Anche Bresciaoturism ha partecipato alla fiera internazionale del turismo a Milano. Come il Consorzio turistico gardesano, l’ente di promozione territoriale di Brescia e provincia è stato inserito nello stand di Regione Lombardia – Explora e l’azione degli operatori si è concentrata soprattutto sugli incontri con tour operator (inter)nazionali, secondo un’agenda di appuntamenti prefissati. «L’obiettivo - ha commentato il direttore di Bresciatourism Massimo Ghidelli, presente in fiera - era consolidare il rapporto con operatori esteri già conosciuti e aprire varchi a nuovi segmenti di mercato turistico, con la possibilità di attivare future partnership». Come si desume dagli ultimi dati ufficiali su arrivi e presenze per il turismo bresciano di incoming, Germania, Italia, Paesi Bassi, Regno Unito, Svizzera, Austria e Belgio sono mercati già sviluppati e da consolidare, mentre nuove potenzialità si prospettano per l’incremento dei flussi turistici da Francia, Israele, Danimarca, Irlanda, Repubblica Ceca, Spagna e Usa.
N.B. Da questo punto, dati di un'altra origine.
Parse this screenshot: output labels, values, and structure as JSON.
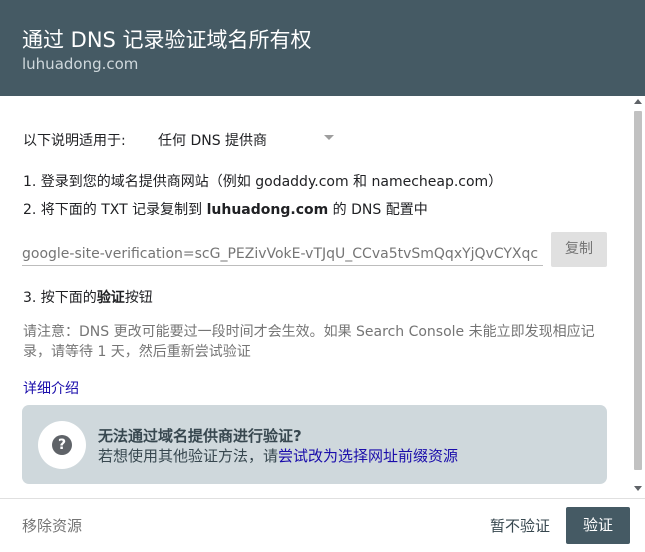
{
  "header": {
    "title": "通过 DNS 记录验证域名所有权",
    "subtitle": "luhuadong.com"
  },
  "provider": {
    "label": "以下说明适用于:",
    "selected": "任何 DNS 提供商"
  },
  "steps": {
    "step1": "1. 登录到您的域名提供商网站（例如 godaddy.com 和 namecheap.com）",
    "step2_prefix": "2. 将下面的 TXT 记录复制到 ",
    "step2_domain": "luhuadong.com",
    "step2_suffix": " 的 DNS 配置中",
    "step3_prefix": "3. 按下面的",
    "step3_bold": "验证",
    "step3_suffix": "按钮"
  },
  "record": {
    "value": "google-site-verification=scG_PEZivVokE-vTJqU_CCva5tvSmQqxYjQvCYXqc",
    "copy_label": "复制"
  },
  "note": "请注意：DNS 更改可能要过一段时间才会生效。如果 Search Console 未能立即发现相应记录，请等待 1 天，然后重新尝试验证",
  "more_link": "详细介绍",
  "help": {
    "icon_glyph": "?",
    "title": "无法通过域名提供商进行验证?",
    "desc_prefix": "若想使用其他验证方法，请",
    "desc_link": "尝试改为选择网址前缀资源"
  },
  "footer": {
    "remove": "移除资源",
    "later": "暂不验证",
    "verify": "验证"
  },
  "colors": {
    "header_bg": "#455a64",
    "link": "#1a0dab",
    "help_bg": "#cfd8dc",
    "primary_button": "#455a64"
  },
  "icons": {
    "help": "help-circle-icon",
    "dropdown": "chevron-down-icon"
  }
}
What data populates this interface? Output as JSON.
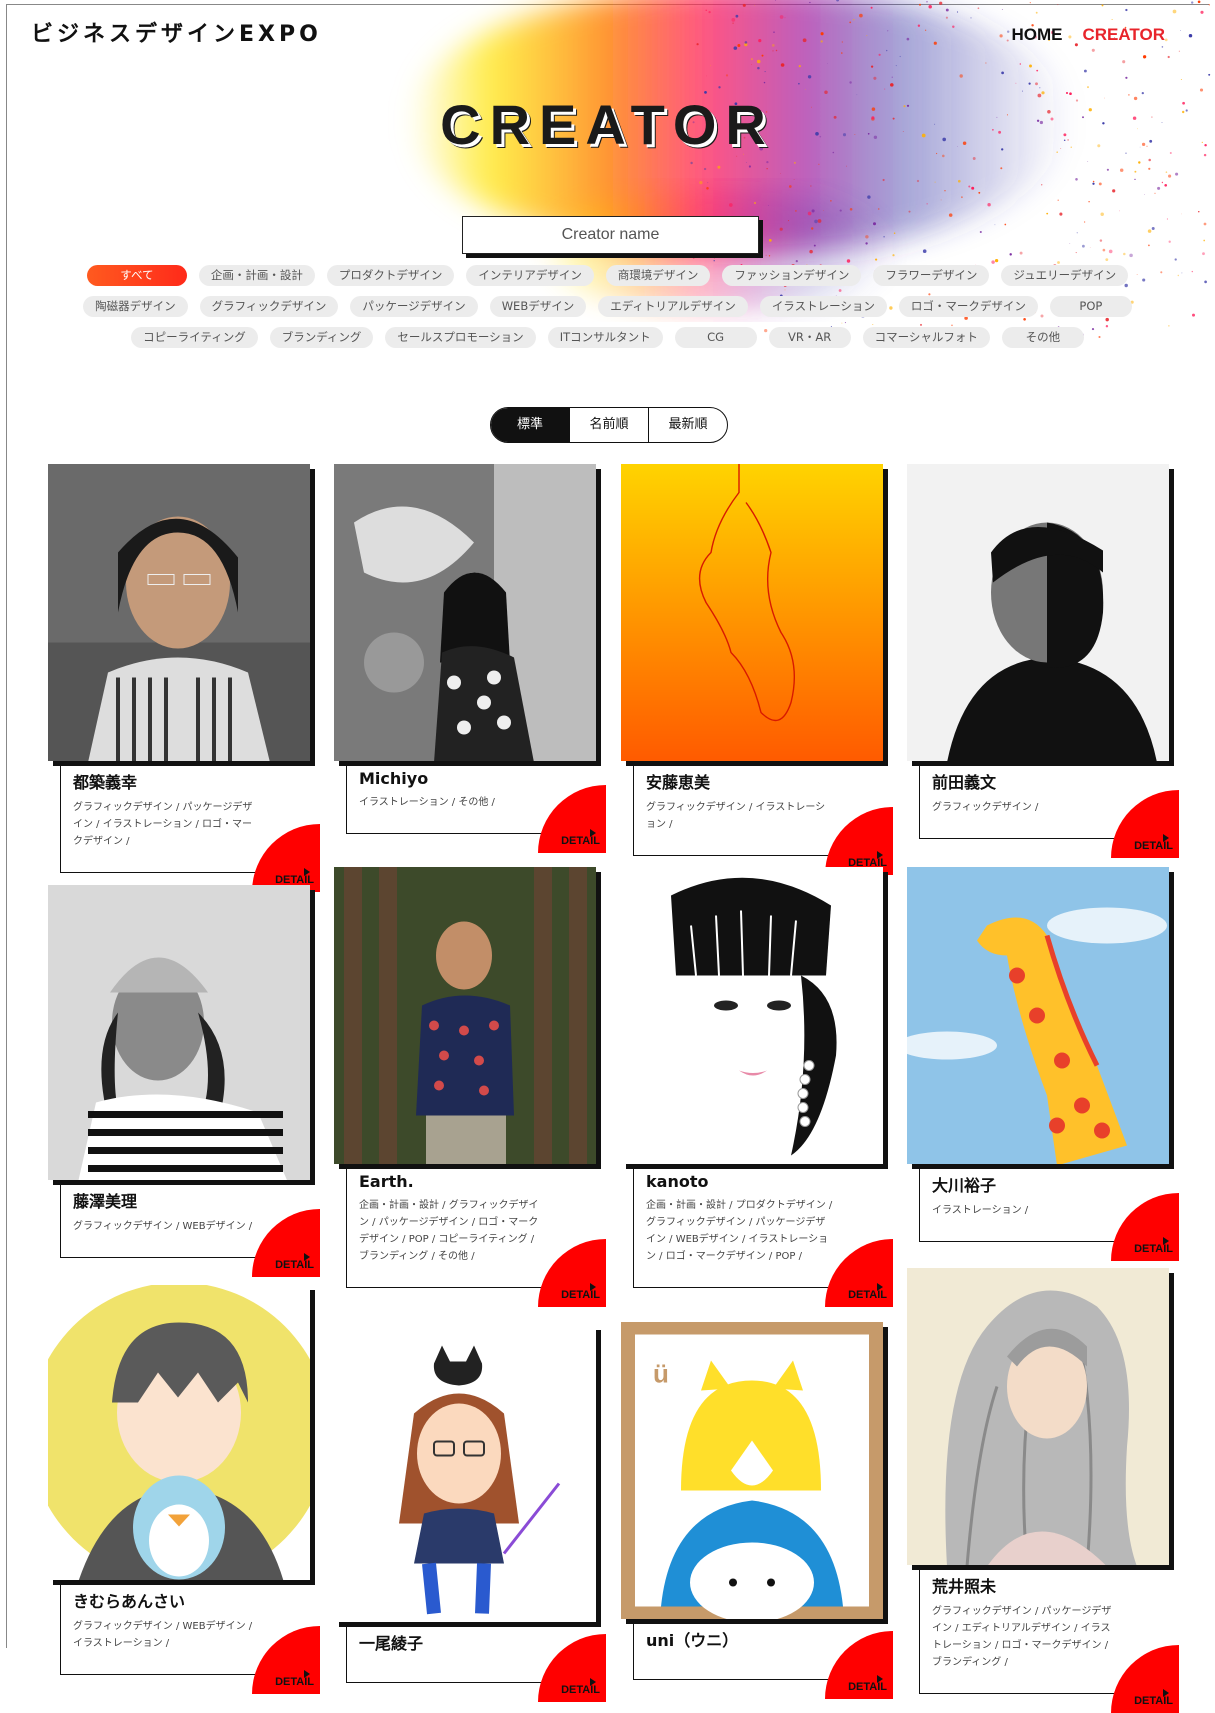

I primi sette mercati rappresentano infatti l’84% delle presenze turistiche, mentre i secondi si fermano a quota 8%. Oltre a continuare i rapporti con gli operatori professionali (tour operator, agenzie di viaggio, giornalisti) dei mercati già sviluppati attraverso eductour, road show, door to door e altri strumenti tradizionali, nel programma 2018 di Bresciatourism è prevista l’introduzione di nuovi strumenti e modalità, impiegando in particolare i new social media per intercettare nuovi target. Nello specifico di altre aree della Provincia, la scommessa per il lago d’Iseo sarà di capitalizzare al meglio il successo planetario di «The Floating Piers» attraverso il finanziamento regionale di 10 milioni destinato a finanziare progetti in chiave di attrattività turistica. Un’eredità che potrebbe davvero far compiere il salto di qualità, creando importanti opportunità di sviluppo nella filiera del turismo. Ad una Franciacorta che si rivolge al turismo del vino e dei sapori del territorio, l’Eridio punterà infine ancora forte sull’escursionismo. •

L.SCA.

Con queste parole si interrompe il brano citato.